Most French physicians were loath to admit hysteria to the status of a legitimate disease. It was a wastebasket category. Its alleged victims, as most medical men saw it, were parading their deceit and acting out a shameful falsehood while demanding to be recognized as genuinely ill. It was a status Charcot marshaled his prestige to grant them. Hysteria, he insisted, was an organic disease, just like the other neurologic ailments he had discovered. His primary therapy for his patients was to mesmerize them—or rather, to hypnotize them, as the treatment had been relabeled. (Mesmer had long been dismissed by his medical brethren as a charlatan and a fraud.)

At first blush this was odd, because the hypnotic trance was surely a form of psychological intervention or manipulation. Not so, Charcot countered. Hypnotism only worked with the susceptible, and that susceptibility in its turn reflected their biological defects.

As for the audience—male and female, demi-mondaine and ultra-respectable haute bourgeoisie alike—it was these hypnotized patients that they had come to see. The hysterics created and recreated the spectacle and circus: Scantily clad young women disported themselves on the lecture platform in unmistakably erotic and sensual poses, responding obediently to the commands of the somber, gray-coated master of ceremonies, the great Charcot himself. Masculine dominance and female foolishness were equally on display.

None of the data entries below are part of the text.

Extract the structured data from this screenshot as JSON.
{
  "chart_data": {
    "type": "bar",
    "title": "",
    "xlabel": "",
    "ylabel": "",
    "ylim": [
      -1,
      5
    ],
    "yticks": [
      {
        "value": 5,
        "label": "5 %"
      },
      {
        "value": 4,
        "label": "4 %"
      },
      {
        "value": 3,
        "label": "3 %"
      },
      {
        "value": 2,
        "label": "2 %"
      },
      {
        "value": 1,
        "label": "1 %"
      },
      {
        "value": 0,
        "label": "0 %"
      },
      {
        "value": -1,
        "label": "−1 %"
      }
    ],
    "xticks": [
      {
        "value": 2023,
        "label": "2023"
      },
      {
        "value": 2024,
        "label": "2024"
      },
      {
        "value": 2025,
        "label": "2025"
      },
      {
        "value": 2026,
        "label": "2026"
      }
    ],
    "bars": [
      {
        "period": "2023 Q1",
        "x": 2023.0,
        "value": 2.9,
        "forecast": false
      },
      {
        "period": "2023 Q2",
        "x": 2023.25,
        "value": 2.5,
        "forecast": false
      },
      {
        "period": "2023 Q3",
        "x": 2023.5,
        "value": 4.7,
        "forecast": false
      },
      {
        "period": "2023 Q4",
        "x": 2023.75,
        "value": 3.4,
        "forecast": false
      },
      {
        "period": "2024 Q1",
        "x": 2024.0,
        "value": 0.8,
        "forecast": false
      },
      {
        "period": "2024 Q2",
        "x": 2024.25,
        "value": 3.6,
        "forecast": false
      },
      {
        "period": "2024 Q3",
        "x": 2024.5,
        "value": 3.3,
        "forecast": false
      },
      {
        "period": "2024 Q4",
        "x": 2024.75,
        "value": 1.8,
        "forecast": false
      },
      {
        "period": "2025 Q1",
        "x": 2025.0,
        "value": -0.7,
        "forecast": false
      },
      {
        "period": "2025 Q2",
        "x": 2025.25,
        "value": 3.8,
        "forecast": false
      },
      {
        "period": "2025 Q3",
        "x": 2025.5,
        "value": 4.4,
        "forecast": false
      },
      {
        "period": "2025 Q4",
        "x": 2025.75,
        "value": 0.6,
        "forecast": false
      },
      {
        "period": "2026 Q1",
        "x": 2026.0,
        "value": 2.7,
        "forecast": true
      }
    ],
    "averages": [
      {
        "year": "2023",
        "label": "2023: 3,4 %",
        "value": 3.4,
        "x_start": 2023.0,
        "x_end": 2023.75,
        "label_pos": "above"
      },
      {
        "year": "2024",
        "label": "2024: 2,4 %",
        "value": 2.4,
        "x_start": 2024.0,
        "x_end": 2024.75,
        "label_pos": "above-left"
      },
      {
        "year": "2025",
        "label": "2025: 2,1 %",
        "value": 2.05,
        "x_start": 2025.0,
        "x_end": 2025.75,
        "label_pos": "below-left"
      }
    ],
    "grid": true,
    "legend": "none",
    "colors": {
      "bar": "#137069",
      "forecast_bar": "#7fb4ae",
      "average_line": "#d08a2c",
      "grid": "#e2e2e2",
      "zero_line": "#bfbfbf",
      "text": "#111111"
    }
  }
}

Charcot's insistence on the neurologic reality of hysteria did not long survive his death. Even his own disciples swiftly turned on the now safely silenced bully who had cowed any dissent. Shame-faced (or not), they dismissed the whole exercise as a sham and an exercise in delusion and folly.

Hysteria lingered, however, now passing into the hands of a Viennese doctor who had journeyed to Paris to study at Charcot's feet, and who now began to advance a thoroughly psychological theory—not just of the origins of hysteria, but of other neuroses as well. Indeed, in the end, he ended up offering a theory of human psychology tout court, one that saw madness and sanity as a continuum, not as discrete entities. As he did so, Sigmund Freud abandoned hypnosis for a more elaborate "talking cure," embarking upon his famous embrace of free association on the psychoanalytic couch as the road to exploring and rearranging the unconscious. Remarkably, and unusually, patients did not desert him.

Three quarters of a century later, psychiatry deserted hysteria. Or rather, the new official Bible of psychiatric diagnoses, the third edition of the American Psychiatric Association's Diagnostic and Statistical Manual of Mental Disorders (DSM-III), could find no place for hysteria in its elephantine array of disorders. Relentlessly shifting back to a biological model of mental disorder, the bulk of the profession shuffled this embarrassing relic of what it saw as an embarrassing embrace of psychodynamic accounts of madness off the stage. However, ultimately, the state previously termed "hysteria" was renamed "conversion disorder" in the DSM as it is now recognized that symptoms previously written off as "hysterical" are often real despite there being no identifiable neurologic cause.